I was trying to solve an exercise for my class, but then I have found somewhere a solution. I need to understand the meaning of a certain step. The exercise and the solution read as follow.
Exercise Consider the space $l^\infty:=\{x\in\mathbb{R}\ :\ \sup|x(n)|<\infty\}$ equipped with the usual $\sup$ norm. Let $(\delta_n)_n\subset (l^\infty)'$ be defined as $ \langle\delta_n,x\rangle:=x(n).$ Show that it does not exist any subsequence of $(\delta_n)_n$ weakly convergent in $(l^\infty)'$.

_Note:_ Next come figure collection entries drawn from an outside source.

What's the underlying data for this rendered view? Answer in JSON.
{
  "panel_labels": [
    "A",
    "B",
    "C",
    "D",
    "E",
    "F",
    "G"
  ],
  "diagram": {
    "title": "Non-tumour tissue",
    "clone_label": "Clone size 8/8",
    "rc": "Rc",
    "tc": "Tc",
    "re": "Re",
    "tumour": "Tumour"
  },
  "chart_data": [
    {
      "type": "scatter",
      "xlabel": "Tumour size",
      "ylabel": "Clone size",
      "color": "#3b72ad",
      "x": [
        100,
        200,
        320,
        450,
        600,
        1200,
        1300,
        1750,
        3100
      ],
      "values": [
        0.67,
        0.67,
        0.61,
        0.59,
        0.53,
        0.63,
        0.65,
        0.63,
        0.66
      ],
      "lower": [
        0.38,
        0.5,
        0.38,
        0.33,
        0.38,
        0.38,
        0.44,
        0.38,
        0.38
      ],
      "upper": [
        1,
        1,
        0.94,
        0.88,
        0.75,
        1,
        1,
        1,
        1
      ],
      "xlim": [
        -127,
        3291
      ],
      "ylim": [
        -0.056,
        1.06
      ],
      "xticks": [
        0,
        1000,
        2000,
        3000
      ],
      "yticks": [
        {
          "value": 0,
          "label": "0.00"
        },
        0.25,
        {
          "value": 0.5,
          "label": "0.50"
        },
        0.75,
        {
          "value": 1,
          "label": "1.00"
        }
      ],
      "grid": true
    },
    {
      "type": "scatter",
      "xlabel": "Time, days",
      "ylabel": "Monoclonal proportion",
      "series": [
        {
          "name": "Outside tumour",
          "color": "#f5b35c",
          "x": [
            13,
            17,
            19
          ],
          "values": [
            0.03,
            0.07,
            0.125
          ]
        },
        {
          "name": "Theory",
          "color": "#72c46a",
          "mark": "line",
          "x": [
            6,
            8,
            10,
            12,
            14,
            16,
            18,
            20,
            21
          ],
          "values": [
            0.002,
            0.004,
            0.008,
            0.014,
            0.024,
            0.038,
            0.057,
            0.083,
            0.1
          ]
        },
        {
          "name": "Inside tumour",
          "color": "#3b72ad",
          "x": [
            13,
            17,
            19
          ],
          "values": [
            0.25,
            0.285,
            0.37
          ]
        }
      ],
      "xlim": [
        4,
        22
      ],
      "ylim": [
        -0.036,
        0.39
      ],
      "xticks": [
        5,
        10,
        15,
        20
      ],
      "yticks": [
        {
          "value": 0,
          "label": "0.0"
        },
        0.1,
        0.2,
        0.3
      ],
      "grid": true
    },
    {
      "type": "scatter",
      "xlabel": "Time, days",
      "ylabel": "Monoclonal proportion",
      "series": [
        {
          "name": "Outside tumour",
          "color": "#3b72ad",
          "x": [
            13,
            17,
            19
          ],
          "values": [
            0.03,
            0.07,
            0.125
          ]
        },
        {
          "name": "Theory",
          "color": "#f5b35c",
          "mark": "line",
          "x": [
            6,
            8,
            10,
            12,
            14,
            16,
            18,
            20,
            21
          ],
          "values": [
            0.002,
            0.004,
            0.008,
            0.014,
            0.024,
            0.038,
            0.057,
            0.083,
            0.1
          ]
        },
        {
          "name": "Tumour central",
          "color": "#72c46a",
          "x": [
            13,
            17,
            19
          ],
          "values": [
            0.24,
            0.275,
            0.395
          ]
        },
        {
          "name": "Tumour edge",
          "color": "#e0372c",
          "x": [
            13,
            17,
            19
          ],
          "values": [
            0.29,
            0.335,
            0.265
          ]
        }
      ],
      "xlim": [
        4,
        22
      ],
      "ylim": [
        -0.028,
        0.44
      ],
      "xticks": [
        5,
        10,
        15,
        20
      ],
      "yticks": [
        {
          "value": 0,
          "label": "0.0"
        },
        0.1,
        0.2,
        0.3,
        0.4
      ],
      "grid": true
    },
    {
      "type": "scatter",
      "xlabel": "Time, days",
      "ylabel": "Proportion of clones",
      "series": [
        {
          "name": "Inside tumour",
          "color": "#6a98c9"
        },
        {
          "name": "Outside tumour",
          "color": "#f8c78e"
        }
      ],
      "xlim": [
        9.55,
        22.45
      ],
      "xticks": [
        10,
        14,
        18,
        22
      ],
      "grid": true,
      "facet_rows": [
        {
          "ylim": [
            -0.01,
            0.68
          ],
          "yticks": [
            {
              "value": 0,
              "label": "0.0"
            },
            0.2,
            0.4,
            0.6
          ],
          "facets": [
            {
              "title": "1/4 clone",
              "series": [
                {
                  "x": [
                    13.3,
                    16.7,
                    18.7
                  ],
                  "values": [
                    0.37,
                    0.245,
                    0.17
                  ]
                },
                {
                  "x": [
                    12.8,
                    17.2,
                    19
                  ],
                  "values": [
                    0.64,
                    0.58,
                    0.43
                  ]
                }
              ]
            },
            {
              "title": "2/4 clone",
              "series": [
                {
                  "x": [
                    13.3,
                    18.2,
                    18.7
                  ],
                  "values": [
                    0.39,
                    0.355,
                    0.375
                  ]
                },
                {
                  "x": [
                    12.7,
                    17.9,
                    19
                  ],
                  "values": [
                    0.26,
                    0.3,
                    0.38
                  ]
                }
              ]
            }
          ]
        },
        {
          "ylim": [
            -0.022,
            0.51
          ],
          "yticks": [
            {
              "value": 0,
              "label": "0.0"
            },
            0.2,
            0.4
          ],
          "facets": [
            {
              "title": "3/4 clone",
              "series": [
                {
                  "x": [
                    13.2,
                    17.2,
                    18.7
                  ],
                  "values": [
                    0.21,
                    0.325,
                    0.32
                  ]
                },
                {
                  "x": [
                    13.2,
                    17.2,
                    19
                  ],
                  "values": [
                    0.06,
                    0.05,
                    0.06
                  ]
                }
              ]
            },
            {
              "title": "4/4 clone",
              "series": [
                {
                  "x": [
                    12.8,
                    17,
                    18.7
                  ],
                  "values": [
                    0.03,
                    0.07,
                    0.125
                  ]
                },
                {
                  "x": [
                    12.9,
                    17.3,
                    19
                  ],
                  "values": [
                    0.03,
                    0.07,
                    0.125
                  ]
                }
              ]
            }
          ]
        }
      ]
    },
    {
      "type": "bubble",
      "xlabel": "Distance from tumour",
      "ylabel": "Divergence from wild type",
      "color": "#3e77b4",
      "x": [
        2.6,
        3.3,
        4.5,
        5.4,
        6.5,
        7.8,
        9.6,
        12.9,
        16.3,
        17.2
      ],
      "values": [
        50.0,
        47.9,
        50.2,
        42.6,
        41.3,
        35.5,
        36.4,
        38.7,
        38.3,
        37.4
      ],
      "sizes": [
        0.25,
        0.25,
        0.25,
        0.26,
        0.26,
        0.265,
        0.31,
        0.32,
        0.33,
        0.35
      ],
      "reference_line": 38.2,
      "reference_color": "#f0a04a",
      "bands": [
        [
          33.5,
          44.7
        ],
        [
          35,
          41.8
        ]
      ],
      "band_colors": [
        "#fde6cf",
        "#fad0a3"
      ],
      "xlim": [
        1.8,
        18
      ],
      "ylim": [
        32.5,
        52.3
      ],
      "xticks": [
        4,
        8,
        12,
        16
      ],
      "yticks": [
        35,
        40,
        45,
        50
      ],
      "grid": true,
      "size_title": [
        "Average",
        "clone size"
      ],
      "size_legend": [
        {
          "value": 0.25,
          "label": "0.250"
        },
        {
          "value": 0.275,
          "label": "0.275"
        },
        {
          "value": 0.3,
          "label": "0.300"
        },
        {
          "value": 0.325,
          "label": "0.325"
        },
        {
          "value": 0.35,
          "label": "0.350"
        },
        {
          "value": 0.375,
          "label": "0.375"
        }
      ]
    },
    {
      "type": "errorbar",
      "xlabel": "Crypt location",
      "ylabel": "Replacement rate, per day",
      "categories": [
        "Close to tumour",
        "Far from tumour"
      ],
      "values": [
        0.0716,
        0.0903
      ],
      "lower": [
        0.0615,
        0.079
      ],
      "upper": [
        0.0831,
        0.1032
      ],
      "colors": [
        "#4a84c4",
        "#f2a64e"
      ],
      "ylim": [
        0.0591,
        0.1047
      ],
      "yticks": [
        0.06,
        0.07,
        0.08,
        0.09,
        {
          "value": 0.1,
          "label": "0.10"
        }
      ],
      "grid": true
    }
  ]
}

Solution Take a subsequence $(\delta_{h_k})_k$ of $(\delta_n)_n$, where $(h_k)$ is an increasing sequence of positive integers. By definition we have:
$$ \delta_{h_k} \rightharpoonup \delta\iff\langle f,\delta_{h_k}\rangle\rightarrow\langle f,\delta\rangle, \ \ \ \ \ \ \forall \ f\in(l^{\infty})'' \ \ \ \ \ \ \ \ \ \ \ \ \ \ \ \ \ \ \ (1)$$
$(*)$ By duality the funcion $\langle\cdot,x\rangle:(l^\infty)'\rightarrow\mathbb{R}$ is a continuous and linear functional for any $x\in l^\infty$, thus the previous implications reads:
$$ \delta_{h_k} \rightharpoonup \delta\Rightarrow\langle \delta_{h_k},x\rangle\rightarrow\langle \delta,x\rangle, \ \ \ \ \ \ \forall \ x\in l^{\infty}. \ \ \ \ \ \ \ \ \ \ \ \ \ \ \ \ \ \ \ \ \ \ \ \ \ \ \ (2)$$
Now define the following sequence $$x(n)= \begin{cases} (-1)^k \ \ \ & \text{if} \ n=h_k\\ 0 & \text{otherwise}\end{cases}$$ Then $\langle \delta_{h_k},x\rangle=x(h_k)=(-1)^k$ does not converge, then the subsequence $\delta_{h_k}$ cannot weakly converge.
Question My problem is with the sentence labelled with $(*)$. Can someone help me to understand why we can pass from $(1)$ to $(2)$. Also, why we need $(h_k)$ to be an increasing sequence of positive integers? Thank you very much.
What needs to be shown is that given the subsequence $(\delta_{h_k})$ there is a functional $f\in X''$ such that $(f(\delta_{h_k}))$ does not converge. Now let $x$ be the sequence defined under $(2)$. Then $\hat x:X'\rightarrow \mathbb{K},x'\mapsto x'(x)$ is a bounded linear functional and $\hat x(\delta_{h_k})$ doesn't converge, so $(\delta_{h_k})$ doesn't converge weakly.